The subsequent bankruptcy has been an acrimonious one, with spurned junior creditors contending that the new p.e. ownership stripped Nine West of its two most valuable brands to the benefit of Sycamore Partners in 2017, leaving the now-diminished entity unable to withstand a crippling debt load of nearly eight times Ebitda.  

Those jilted creditors have company, as the extended period of easy money and lax documentation in the post-2008 era in tandem with this year’s pandemic-related corporate distress have combined to deal some unpleasant surprises. 

The recent experience of restaurant supplier TriMark USA LLC stands as another such example. TriMark, which was taken private in a 2017 leveraged buyout led by Centerbridge Partners, fell into distress during the pandemic, necessitating a rescue financing package. The company and a lender consortium negotiated an amended credit agreement during the fraught spring, infusing TriMark with $120 million in fresh capital while simultaneously vaulting participating lenders ahead of first-lien creditors in the capital structure. 

Those nonparticipating plaintiffs contend they were shut out of the opportunity to swap their first-lien credits for the newly issued debt and are now facing steep losses.
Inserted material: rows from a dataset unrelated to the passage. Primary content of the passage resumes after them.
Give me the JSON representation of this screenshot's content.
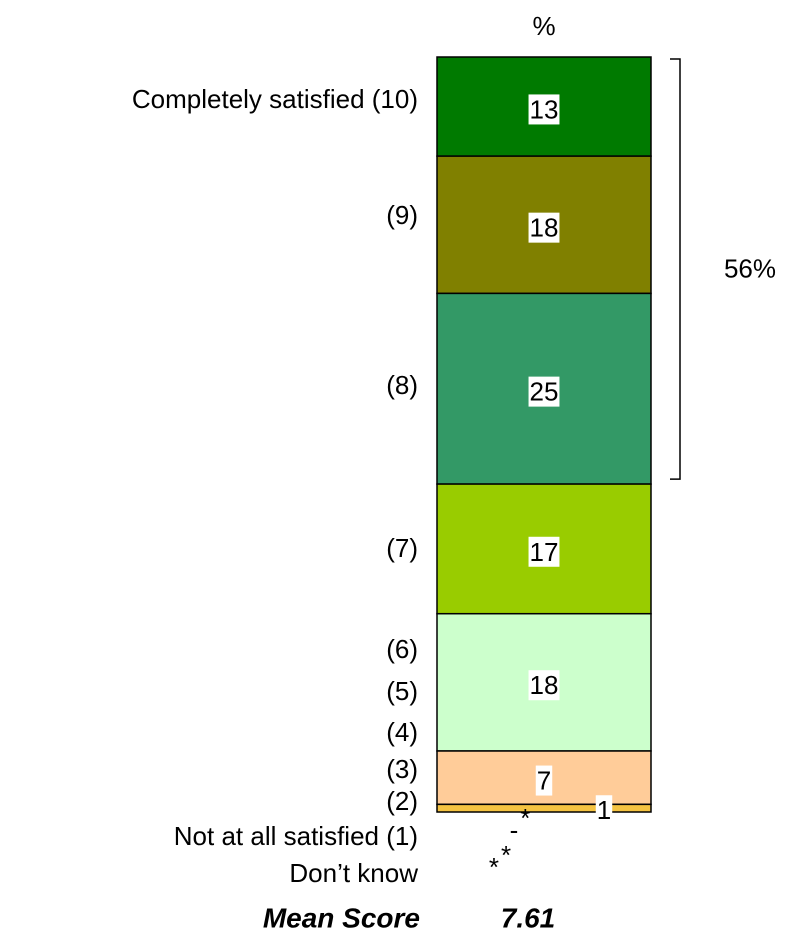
{
  "chart_data": {
    "type": "stacked_bar",
    "unit_label": "%",
    "segments": [
      {
        "value": 13,
        "color": "#007a00"
      },
      {
        "value": 18,
        "color": "#808000"
      },
      {
        "value": 25,
        "color": "#339966"
      },
      {
        "value": 17,
        "color": "#99cc00"
      },
      {
        "value": 18,
        "color": "#ccffcc"
      },
      {
        "value": 7,
        "color": "#ffcc99"
      },
      {
        "value": 1,
        "color": "#f5c342"
      }
    ],
    "row_labels": [
      "Completely satisfied (10)",
      "(9)",
      "(8)",
      "(7)",
      "(6)",
      "(5)",
      "(4)",
      "(3)",
      "(2)"
    ],
    "extra_rows": [
      {
        "label": "Not at all satisfied (1)",
        "value_label": "-*"
      },
      {
        "label": "Don’t know",
        "value_label": "**"
      }
    ],
    "bracket": {
      "value": 56,
      "label": "56%"
    },
    "mean_label": "Mean Score",
    "mean_value": 7.61
  }
}
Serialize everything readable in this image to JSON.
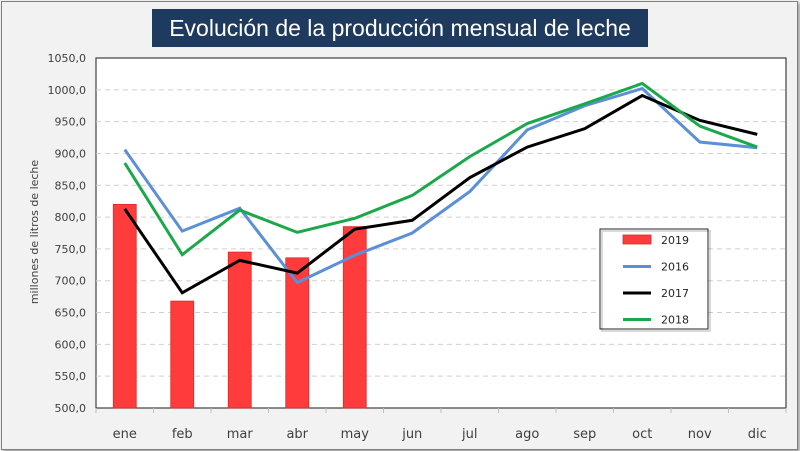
{
  "chart_data": {
    "type": "bar+line",
    "title": "Evolución de la producción mensual de leche",
    "xlabel": "",
    "ylabel": "millones de litros de leche",
    "ylim": [
      500,
      1050
    ],
    "ytick_step": 50,
    "ytick_labels": [
      "500,0",
      "550,0",
      "600,0",
      "650,0",
      "700,0",
      "750,0",
      "800,0",
      "850,0",
      "900,0",
      "950,0",
      "1000,0",
      "1050,0"
    ],
    "grid": "horizontal-dashed",
    "legend_position": "right-center",
    "categories": [
      "ene",
      "feb",
      "mar",
      "abr",
      "may",
      "jun",
      "jul",
      "ago",
      "sep",
      "oct",
      "nov",
      "dic"
    ],
    "bars": {
      "name": "2019",
      "color": "#ff3b3b",
      "values": [
        820,
        668,
        745,
        736,
        785
      ]
    },
    "series": [
      {
        "name": "2016",
        "color": "#5b8fd6",
        "values": [
          906,
          778,
          814,
          697,
          740,
          775,
          840,
          937,
          975,
          1002,
          918,
          909
        ]
      },
      {
        "name": "2017",
        "color": "#000000",
        "values": [
          813,
          681,
          732,
          712,
          781,
          795,
          862,
          910,
          939,
          991,
          952,
          930
        ]
      },
      {
        "name": "2018",
        "color": "#1aa84a",
        "values": [
          885,
          741,
          811,
          776,
          798,
          834,
          895,
          947,
          978,
          1010,
          943,
          910
        ]
      }
    ],
    "legend": [
      "2019",
      "2016",
      "2017",
      "2018"
    ]
  }
}
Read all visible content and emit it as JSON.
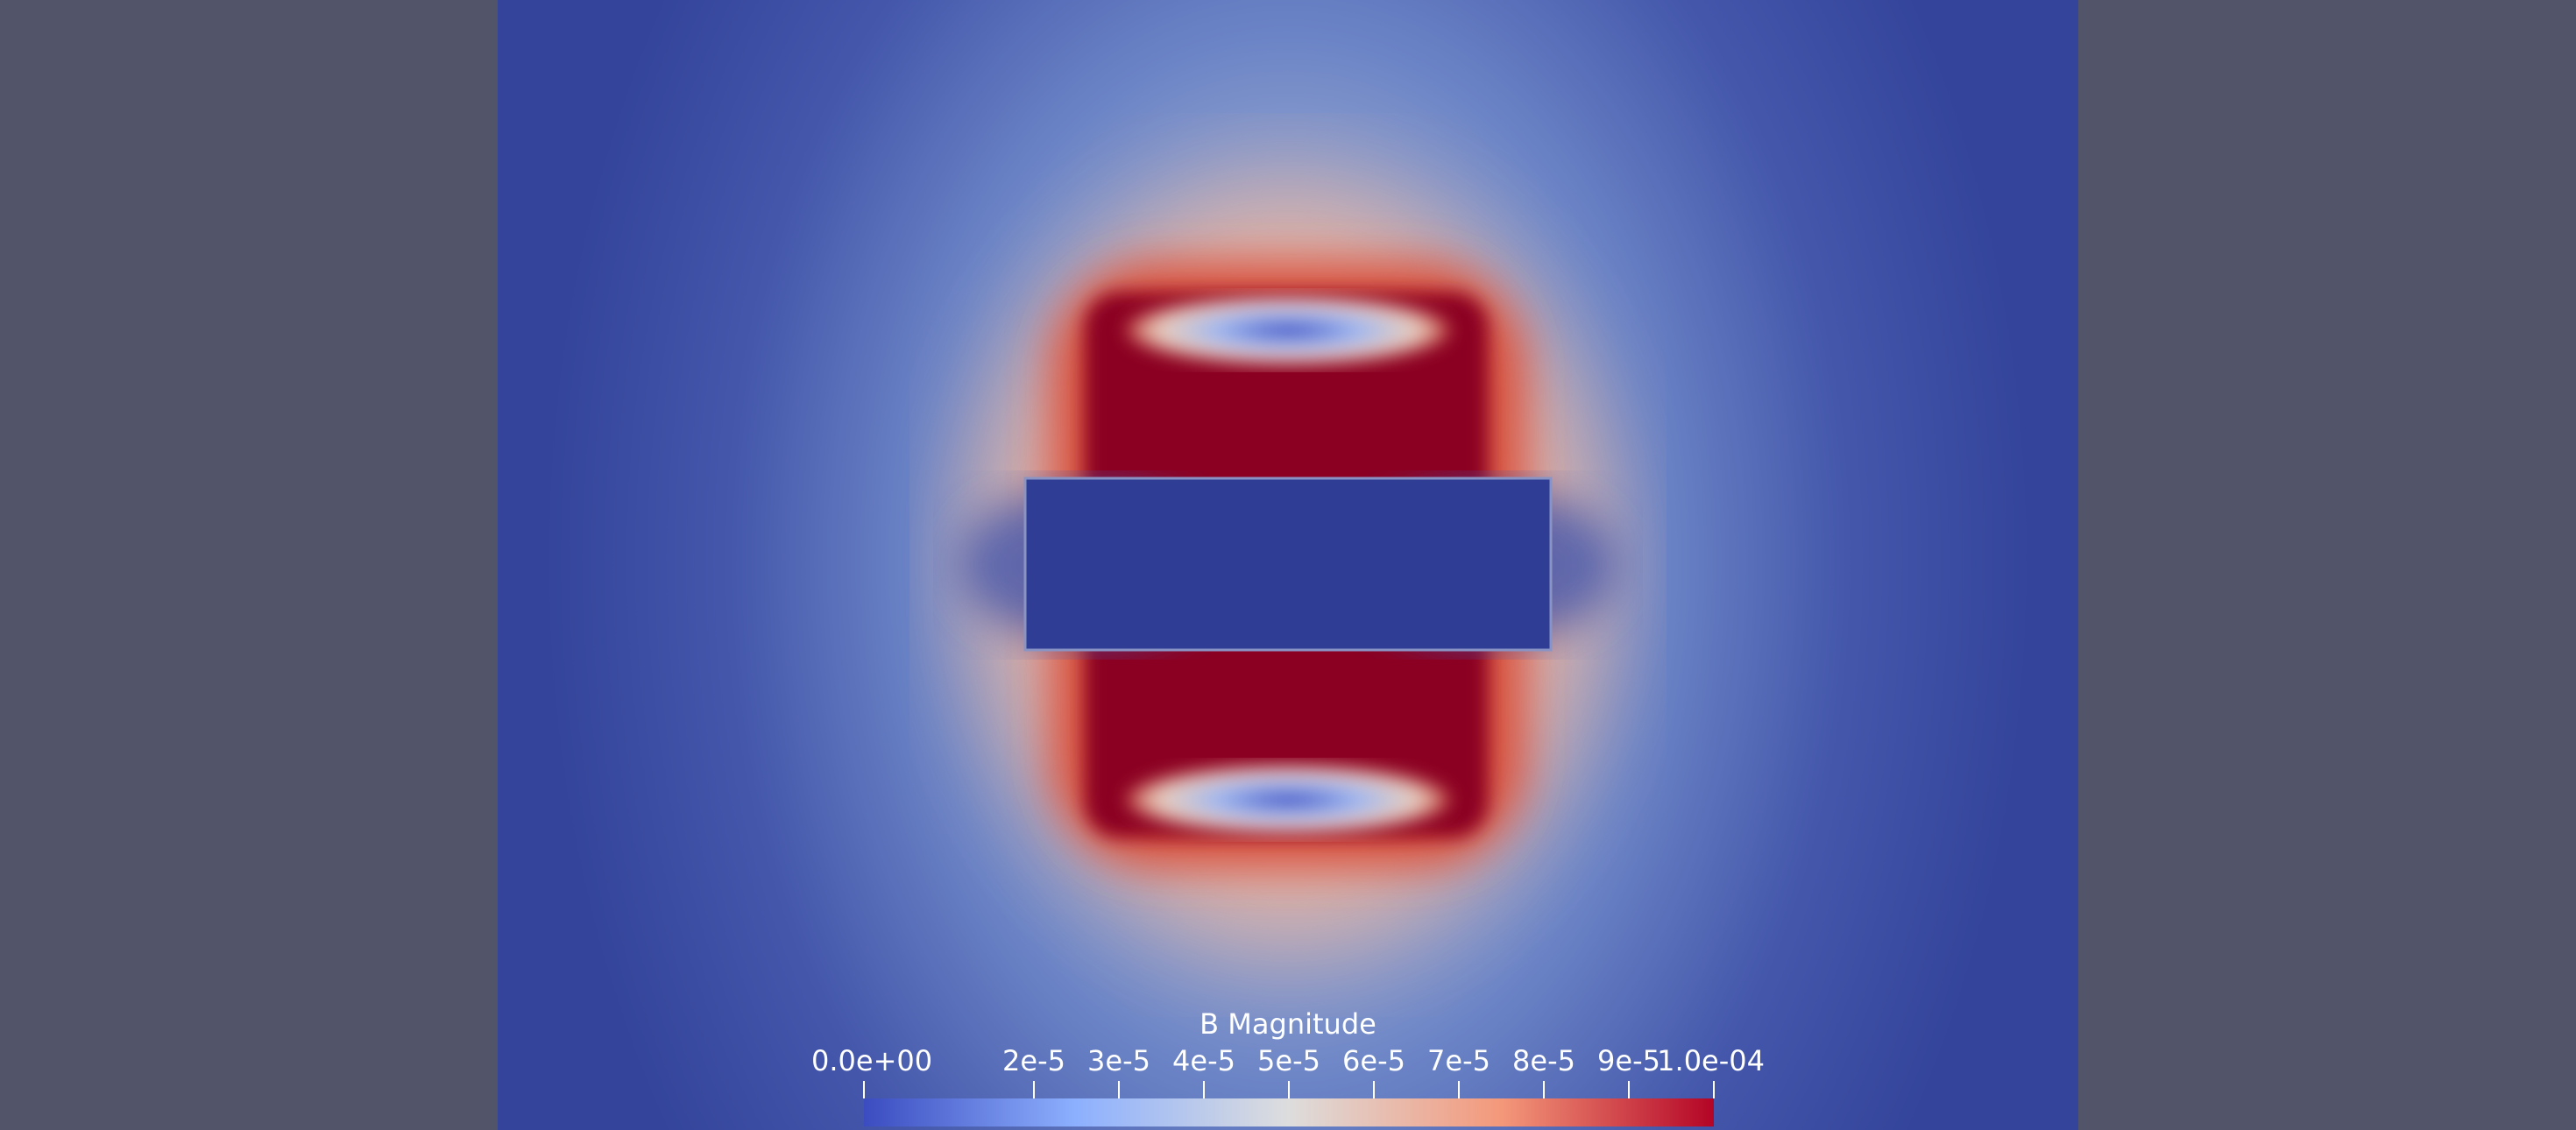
{
  "colorbar": {
    "title": "B Magnitude",
    "range": [
      0,
      0.0001
    ],
    "ticks": [
      {
        "value": 0,
        "label": "0.0e+00"
      },
      {
        "value": 2e-05,
        "label": "2e-5"
      },
      {
        "value": 3e-05,
        "label": "3e-5"
      },
      {
        "value": 4e-05,
        "label": "4e-5"
      },
      {
        "value": 5e-05,
        "label": "5e-5"
      },
      {
        "value": 6e-05,
        "label": "6e-5"
      },
      {
        "value": 7e-05,
        "label": "7e-5"
      },
      {
        "value": 8e-05,
        "label": "8e-5"
      },
      {
        "value": 9e-05,
        "label": "9e-5"
      },
      {
        "value": 0.0001,
        "label": "1.0e-04"
      }
    ]
  }
}
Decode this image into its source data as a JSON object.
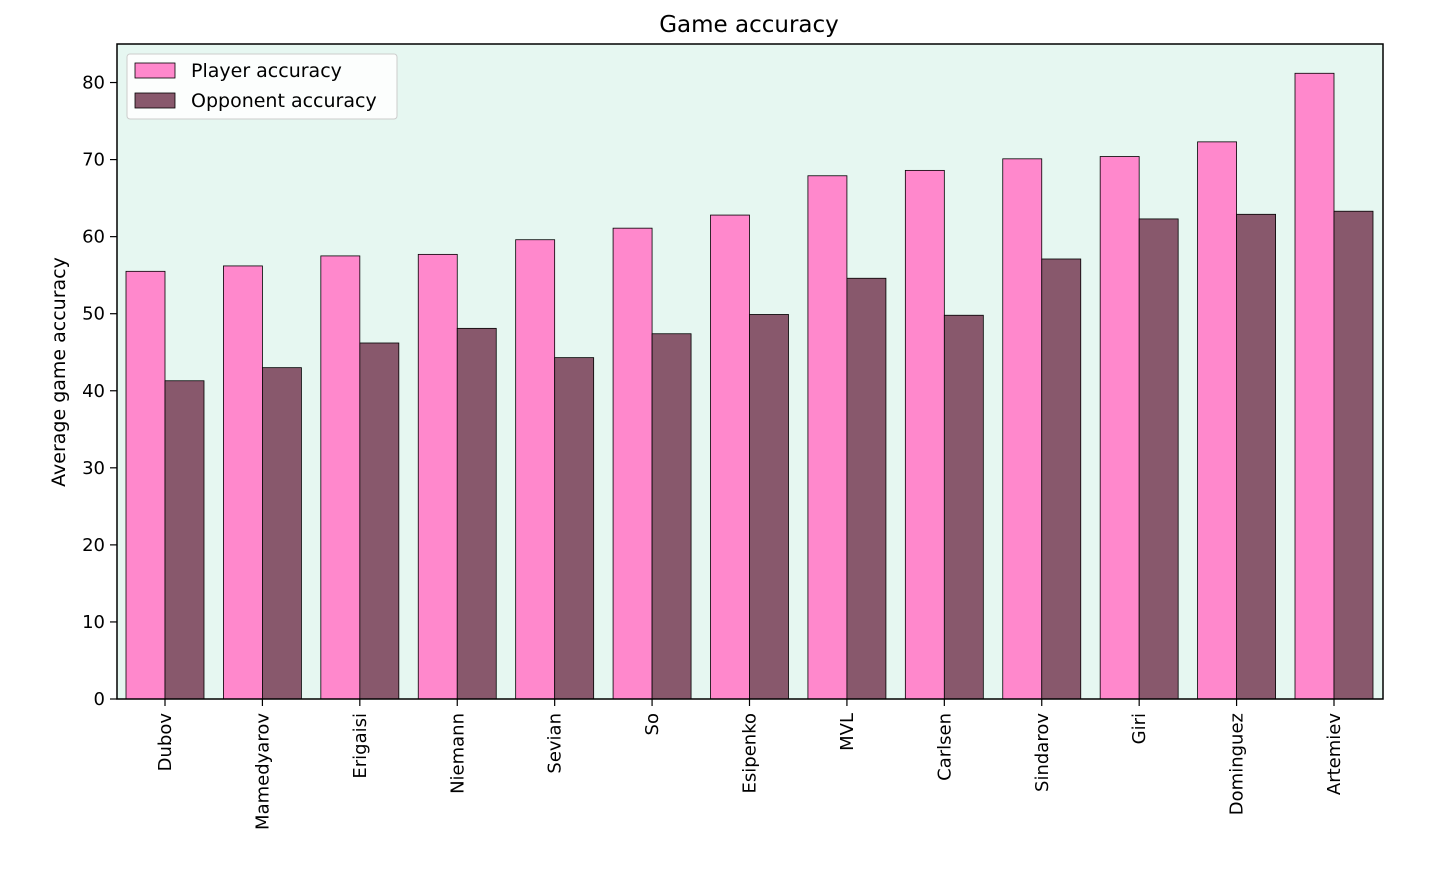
{
  "chart_data": {
    "type": "bar",
    "title": "Game accuracy",
    "xlabel": "",
    "ylabel": "Average game accuracy",
    "ylim": [
      0,
      85
    ],
    "yticks": [
      0,
      10,
      20,
      30,
      40,
      50,
      60,
      70,
      80
    ],
    "grid": false,
    "legend_position": "top-left",
    "background_color": "#e6f7f1",
    "categories": [
      "Dubov",
      "Mamedyarov",
      "Erigaisi",
      "Niemann",
      "Sevian",
      "So",
      "Esipenko",
      "MVL",
      "Carlsen",
      "Sindarov",
      "Giri",
      "Dominguez",
      "Artemiev"
    ],
    "series": [
      {
        "name": "Player accuracy",
        "color": "#ff88cc",
        "values": [
          55.5,
          56.2,
          57.5,
          57.7,
          59.6,
          61.1,
          62.8,
          67.9,
          68.6,
          70.1,
          70.4,
          72.3,
          81.2
        ]
      },
      {
        "name": "Opponent accuracy",
        "color": "#88586c",
        "values": [
          41.3,
          43.0,
          46.2,
          48.1,
          44.3,
          47.4,
          49.9,
          54.6,
          49.8,
          57.1,
          62.3,
          62.9,
          63.3
        ]
      }
    ]
  }
}
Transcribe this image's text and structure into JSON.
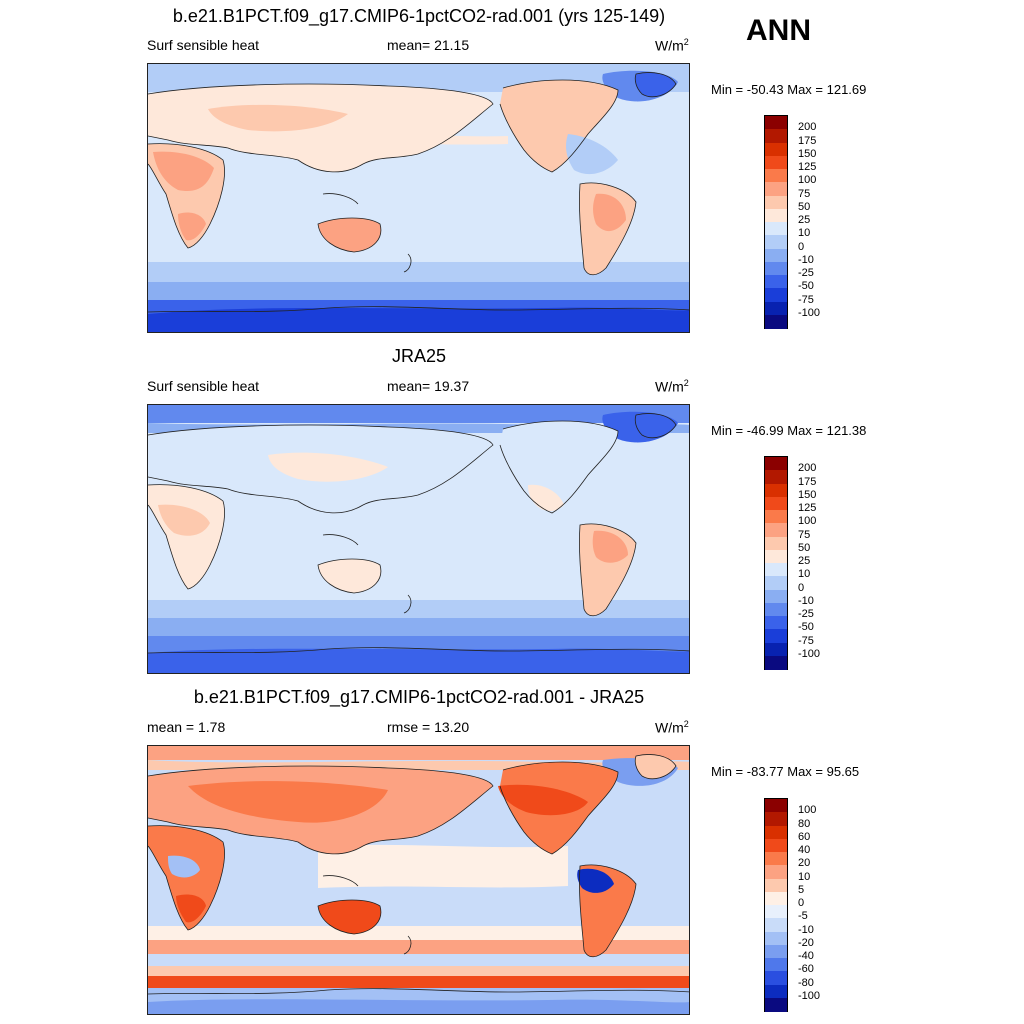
{
  "header": {
    "ann_label": "ANN"
  },
  "panels": [
    {
      "title": "b.e21.B1PCT.f09_g17.CMIP6-1pctCO2-rad.001 (yrs 125-149)",
      "left_label": "Surf sensible heat",
      "center_label": "mean=  21.15",
      "units": "W/m",
      "units_sup": "2",
      "minmax": "Min = -50.43 Max = 121.69",
      "colorbar": {
        "labels": [
          "200",
          "175",
          "150",
          "125",
          "100",
          "75",
          "50",
          "25",
          "10",
          "0",
          "-10",
          "-25",
          "-50",
          "-75",
          "-100"
        ],
        "colors": [
          "#8b0000",
          "#b21800",
          "#d93000",
          "#f04a1a",
          "#fa7a4a",
          "#fca282",
          "#fdc9ae",
          "#fee8da",
          "#d9e8fb",
          "#b2cdf7",
          "#8aaef2",
          "#6189ee",
          "#3a62ea",
          "#1a3ed9",
          "#0822b0",
          "#0a0a80"
        ]
      }
    },
    {
      "title": "JRA25",
      "left_label": "Surf sensible heat",
      "center_label": "mean=  19.37",
      "units": "W/m",
      "units_sup": "2",
      "minmax": "Min = -46.99 Max = 121.38",
      "colorbar": {
        "labels": [
          "200",
          "175",
          "150",
          "125",
          "100",
          "75",
          "50",
          "25",
          "10",
          "0",
          "-10",
          "-25",
          "-50",
          "-75",
          "-100"
        ],
        "colors": [
          "#8b0000",
          "#b21800",
          "#d93000",
          "#f04a1a",
          "#fa7a4a",
          "#fca282",
          "#fdc9ae",
          "#fee8da",
          "#d9e8fb",
          "#b2cdf7",
          "#8aaef2",
          "#6189ee",
          "#3a62ea",
          "#1a3ed9",
          "#0822b0",
          "#0a0a80"
        ]
      }
    },
    {
      "title": "b.e21.B1PCT.f09_g17.CMIP6-1pctCO2-rad.001 - JRA25",
      "left_label": "mean =   1.78",
      "center_label": "rmse =  13.20",
      "units": "W/m",
      "units_sup": "2",
      "minmax": "Min = -83.77 Max =  95.65",
      "colorbar": {
        "labels": [
          "100",
          "80",
          "60",
          "40",
          "20",
          "10",
          "5",
          "0",
          "-5",
          "-10",
          "-20",
          "-40",
          "-60",
          "-80",
          "-100"
        ],
        "colors": [
          "#8b0000",
          "#b21800",
          "#d93000",
          "#f04a1a",
          "#fa7a4a",
          "#fca282",
          "#fdc9ae",
          "#fef0e6",
          "#e8f0fc",
          "#c9dcf9",
          "#a3c0f5",
          "#7a9ef0",
          "#4f78eb",
          "#2a4fe0",
          "#0c2cc0",
          "#0a0a80"
        ]
      }
    }
  ]
}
Citing data from S&P, Institutional Investor notes that the now “primed” first-lien obligations are expected to recover no more than 10 cents on the dollar in asset value in the event of bankruptcy, instead of the 50 cents to 70 cent range prior to the debt swap. One line from the lawsuit sums things up in evocative fashion: “This breach-of-contract case arises from a cannibalistic assault by one group of lenders in a syndicate against another.” 

The ongoing case of Citigroup, a lender group and a disputed $900 million payment marks another such sign of the times. Recall that, in August, administrative agent Citi mistakenly wired some $900 million to a cadre of Revlon hedge fund creditors who believed they were entitled to those monies, spurring the standoff.  

The lenders assert that Revlon, with Citi’s help, borrowed additional funds via a revolving credit facility against their wishes, using investment bank Jefferies’ status as a (temporary) creditor to tip the voting scales in favor of the debt exchange, thus subordinating the hedge funds in the capital structure. The bank has recovered only about $390 million of that sum. For its part, Citi maintains the payment was clearly sent in error, while the defendants note that the wired sum was the exact principal outstanding on a leveraged loan issued in 2016.

One recent snippet from the trial could serve as something of a motto for those in the deep end of the credit pool. Bloomberg reports that yesterday’s court proceedings highlighted an Aug. 14 conversation among a pair of vice presidents at Revlon creditor HPS Investment Partners, in which one used a classic rock call-back to reference the imbroglio: “As Steve Miller said, take the money and run.” 

RECAP DEC. 15

A powerful rally erased some creeping risk aversion, as the S&P snapped a four-day losing streak with a 1.3% surge, while the VIX sank 8% to finish below 23 after reaching a one-month high yesterday. Treasurys saw some modest bear-steepening with the long bond climbing two basis points to 1.65%, gold jumped about 1.5% to $1,857 an ounce, and WTI crude rose to near $48 barrel, its best finish in more than nine months.